Tuesday, February 25, 2014


My friend Cheryl and I were having lunch at one of the Leo's Coney Island restaurants on Friday before going to the movies.  A group of workers came in, with extremely dirty boots caked in mud, which ended up all over the floor.  When they left, a guy came out and started mopping up the area.  A couple of sheriff's deputies came in and started to sit down, but when they saw the guy mopping, they stepped out of the way and let him continue cleaning the floor.  I liked that.  

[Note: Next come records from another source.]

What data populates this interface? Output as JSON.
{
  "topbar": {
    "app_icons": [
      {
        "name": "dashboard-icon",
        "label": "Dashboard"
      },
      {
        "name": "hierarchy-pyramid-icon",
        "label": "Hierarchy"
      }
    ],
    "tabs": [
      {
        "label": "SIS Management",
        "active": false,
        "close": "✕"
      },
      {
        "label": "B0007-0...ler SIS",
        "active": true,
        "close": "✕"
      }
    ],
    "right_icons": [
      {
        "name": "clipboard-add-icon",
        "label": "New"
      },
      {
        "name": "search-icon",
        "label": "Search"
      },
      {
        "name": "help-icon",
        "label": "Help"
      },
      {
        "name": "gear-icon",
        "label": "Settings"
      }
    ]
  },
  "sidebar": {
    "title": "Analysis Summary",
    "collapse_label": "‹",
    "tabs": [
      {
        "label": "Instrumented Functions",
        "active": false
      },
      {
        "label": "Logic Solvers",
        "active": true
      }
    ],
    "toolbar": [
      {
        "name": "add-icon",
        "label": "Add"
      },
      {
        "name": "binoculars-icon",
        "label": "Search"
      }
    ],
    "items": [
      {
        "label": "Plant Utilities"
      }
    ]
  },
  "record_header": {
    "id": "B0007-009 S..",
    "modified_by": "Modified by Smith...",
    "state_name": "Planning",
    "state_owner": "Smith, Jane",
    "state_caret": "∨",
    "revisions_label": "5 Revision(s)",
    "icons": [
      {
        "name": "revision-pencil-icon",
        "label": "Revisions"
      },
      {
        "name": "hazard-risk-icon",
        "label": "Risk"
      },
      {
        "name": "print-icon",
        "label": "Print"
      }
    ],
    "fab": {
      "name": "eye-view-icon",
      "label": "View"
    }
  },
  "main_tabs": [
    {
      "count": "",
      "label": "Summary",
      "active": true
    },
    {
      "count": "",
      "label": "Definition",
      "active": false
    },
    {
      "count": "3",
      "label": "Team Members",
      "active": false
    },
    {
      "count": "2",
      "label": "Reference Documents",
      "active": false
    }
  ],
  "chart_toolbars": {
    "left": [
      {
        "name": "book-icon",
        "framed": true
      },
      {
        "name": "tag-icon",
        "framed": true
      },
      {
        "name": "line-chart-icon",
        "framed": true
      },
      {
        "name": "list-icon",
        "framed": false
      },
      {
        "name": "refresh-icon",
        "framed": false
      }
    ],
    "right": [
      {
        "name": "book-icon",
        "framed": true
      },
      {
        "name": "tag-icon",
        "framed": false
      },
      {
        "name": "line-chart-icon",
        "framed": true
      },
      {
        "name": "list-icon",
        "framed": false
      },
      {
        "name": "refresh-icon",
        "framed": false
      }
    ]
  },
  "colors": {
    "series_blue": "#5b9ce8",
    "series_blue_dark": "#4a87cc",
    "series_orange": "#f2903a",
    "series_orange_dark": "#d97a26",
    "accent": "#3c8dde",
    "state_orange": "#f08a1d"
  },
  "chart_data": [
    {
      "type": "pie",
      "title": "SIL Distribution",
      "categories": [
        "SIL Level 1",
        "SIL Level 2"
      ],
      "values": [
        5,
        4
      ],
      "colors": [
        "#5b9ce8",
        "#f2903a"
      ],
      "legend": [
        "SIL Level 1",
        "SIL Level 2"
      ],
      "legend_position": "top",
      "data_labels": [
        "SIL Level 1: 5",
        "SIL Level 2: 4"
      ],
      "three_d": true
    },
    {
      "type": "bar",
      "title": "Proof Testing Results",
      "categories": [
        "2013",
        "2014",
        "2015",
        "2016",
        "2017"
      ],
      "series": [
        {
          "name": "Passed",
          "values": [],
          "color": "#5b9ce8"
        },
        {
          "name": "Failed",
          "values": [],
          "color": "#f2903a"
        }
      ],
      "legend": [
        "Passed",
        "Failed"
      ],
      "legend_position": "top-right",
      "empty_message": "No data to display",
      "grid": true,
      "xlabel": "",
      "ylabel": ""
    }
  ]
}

Once, when I was working at Gus Harrison Correctional Facility, I went back into the Deputy Warden's suite where the bathrooms were located.  I looked in, but the prisoner porter was in there cleaning.  So I sauntered over to one of the offices in the area.  One of the unit managers was in there doing some paper work.  He invited me in to sit down and asked if I needed anything.  I said no, I came in to use the bathroom, but I didn't want to interrupt the porter while he was cleaning.  The manager was very surprised that I would show this kind of consideration to a prisoner porter.  I told him that nothing irritated me more at home than being interrupted while cleaning.  I figured the prisoner felt the same way.  This guy worked up in the control center/deputy suite area for a long time.  He cleaned my hearing room.  Occasionally, we would engage in inconsequential chatter.  During the winter, the air got extremely dry.  I had a small space heater in my room, because the heating system failed to warm the room adequately.  I got so dried out, I resorted to draping wet paper towels over the heater to moisturize the air.  I complained about it once when we were talking.  He checked out the heater, then got up and went to his porter cart and came back with a wet sponge, which we proceeded to tie to the heater with a string.  Worked much better than paper towels.
I think the unit manager must have told him what I said about being interrupted.  A little common courtesy goes a long way.